We talked about this at the weekly maintainer meeting, although @CaseyCarter was out sick so our analysis powers were limited. This was introduced by #329. Switching ugly _Iter_value_t to be C++20 iter_value_t with different semantics appears to be a bug for the reasons you've explained, but #329 said that this was to "enable unwrapping of C++20 move-only single-pass iterators". It appears that many uses of ugly _Iter_value_t can't possibly be handling such C++20 move-only single-pass iterators (because the uses are in stable_sort() etc. where stronger iterators are required).

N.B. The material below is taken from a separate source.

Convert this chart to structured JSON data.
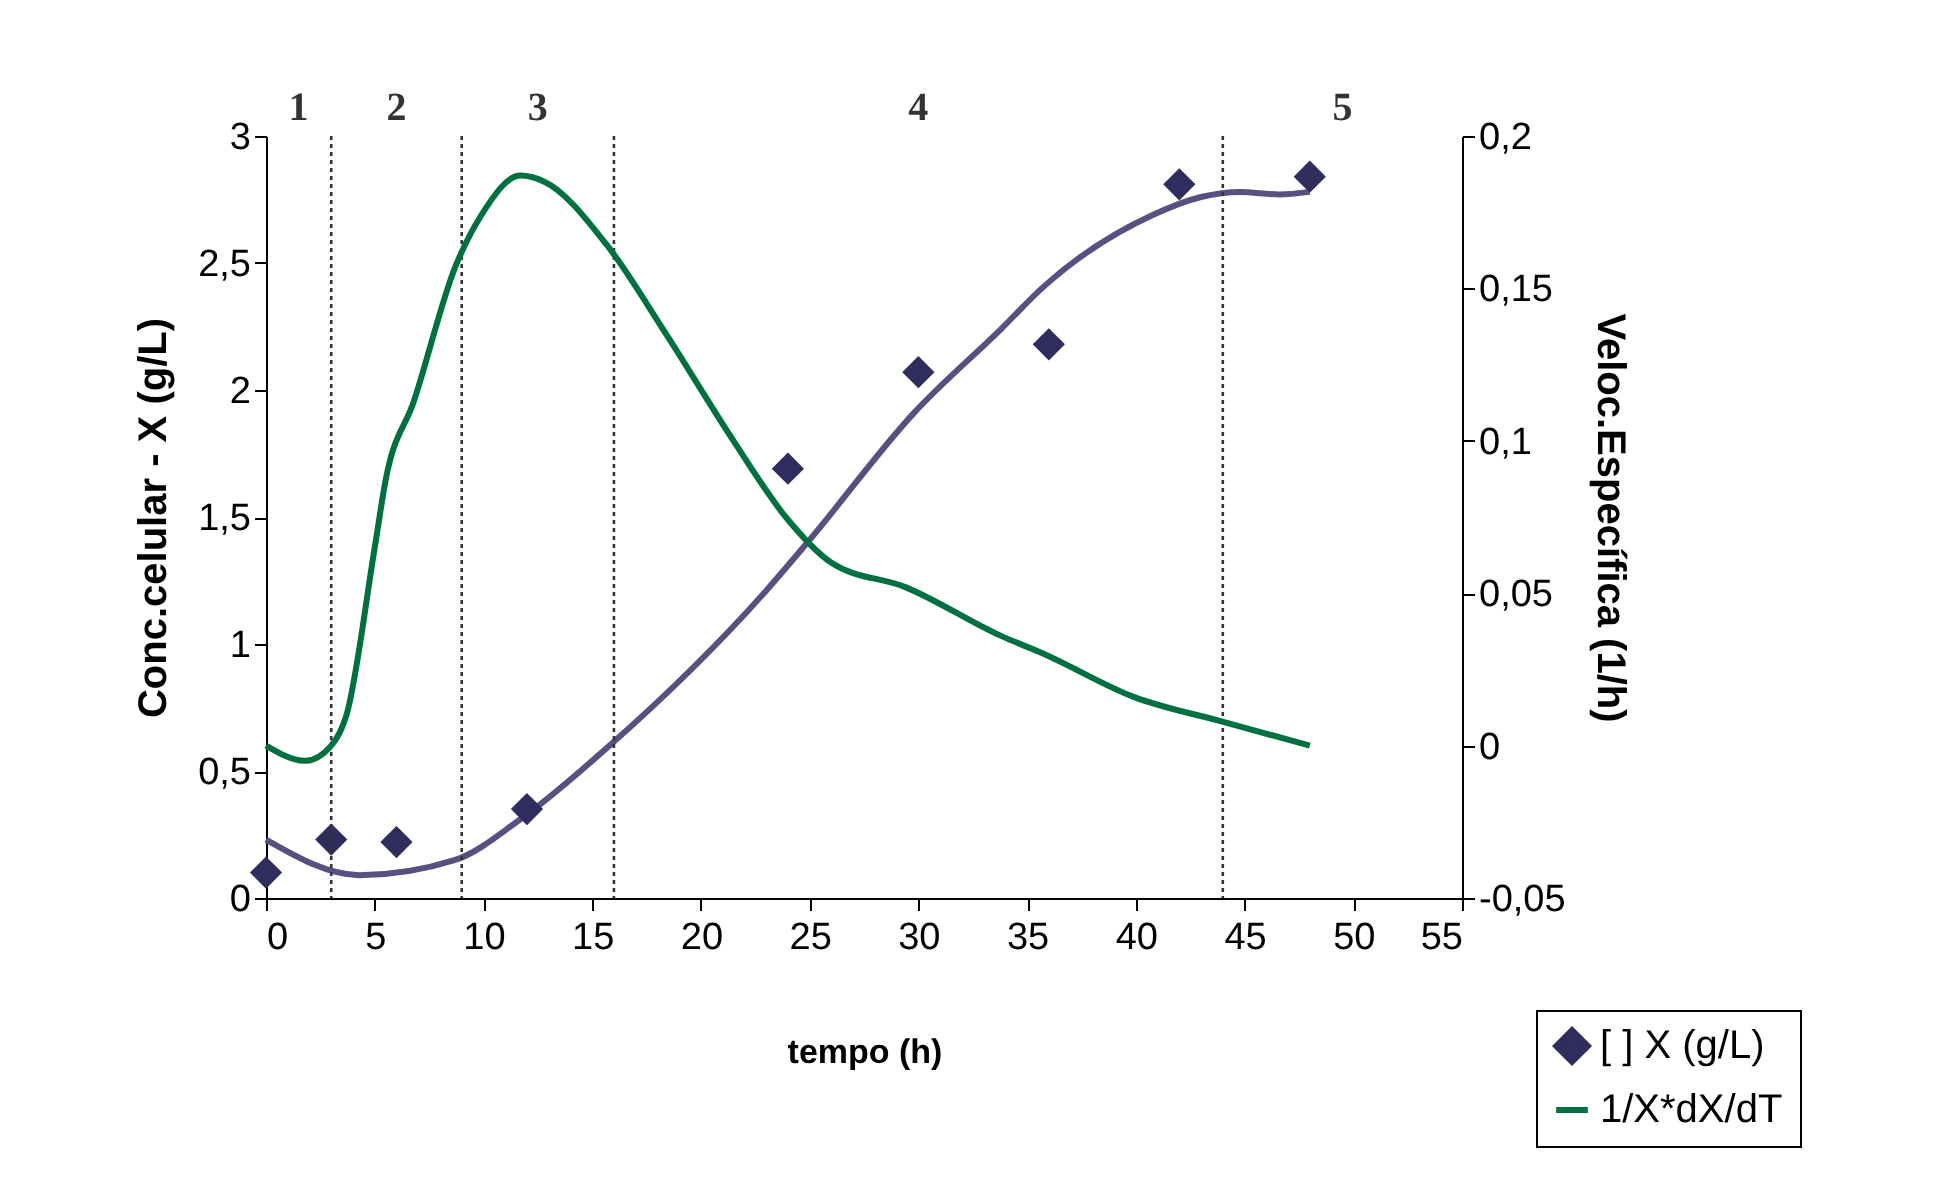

We believe that a full audit of all ugly _Iter_value_t usage will be necessary, to determine which ones:

  • Should always expand to iterator_traits::value_type
  • Should have this behavior of conditionally switching between iterator_traits::value_type and C++20 iter_value_t
  • Should always be C++20 iter_value_t

In general, we should avoid having aliases that switch their semantics based on Standard mode, except when explicitly commented/known that their downlevel behavior is a "best effort" approximation with no harmful downsides (e.g. <xutility>'s _Iterator_is_contiguous is ok).

StephanTLavavej avatar Mar 06 '24 22:03 StephanTLavavej

We believe that a full audit of all ugly _Iter_value_t usage will be necessary, to determine which ones:

  • Should always expand to iterator_traits::value_type
  • Should have this behavior of conditionally switching between iterator_traits::value_type and C++20 iter_value_t
  • Should always be C++20 iter_value_t

Per WG21-P2248R7, it seems that the value type should be consistently iterator_traits::value_type for non-ranges algorithms. Perhaps conditionally switching is only applicable to move_iterator and reverse_iterator's value_type.

frederick-vs-ja avatar Apr 09 '24 05:04 frederick-vs-ja

Filed LWG-4080 for this.

frederick-vs-ja avatar Apr 27 '24 16:04 frederick-vs-ja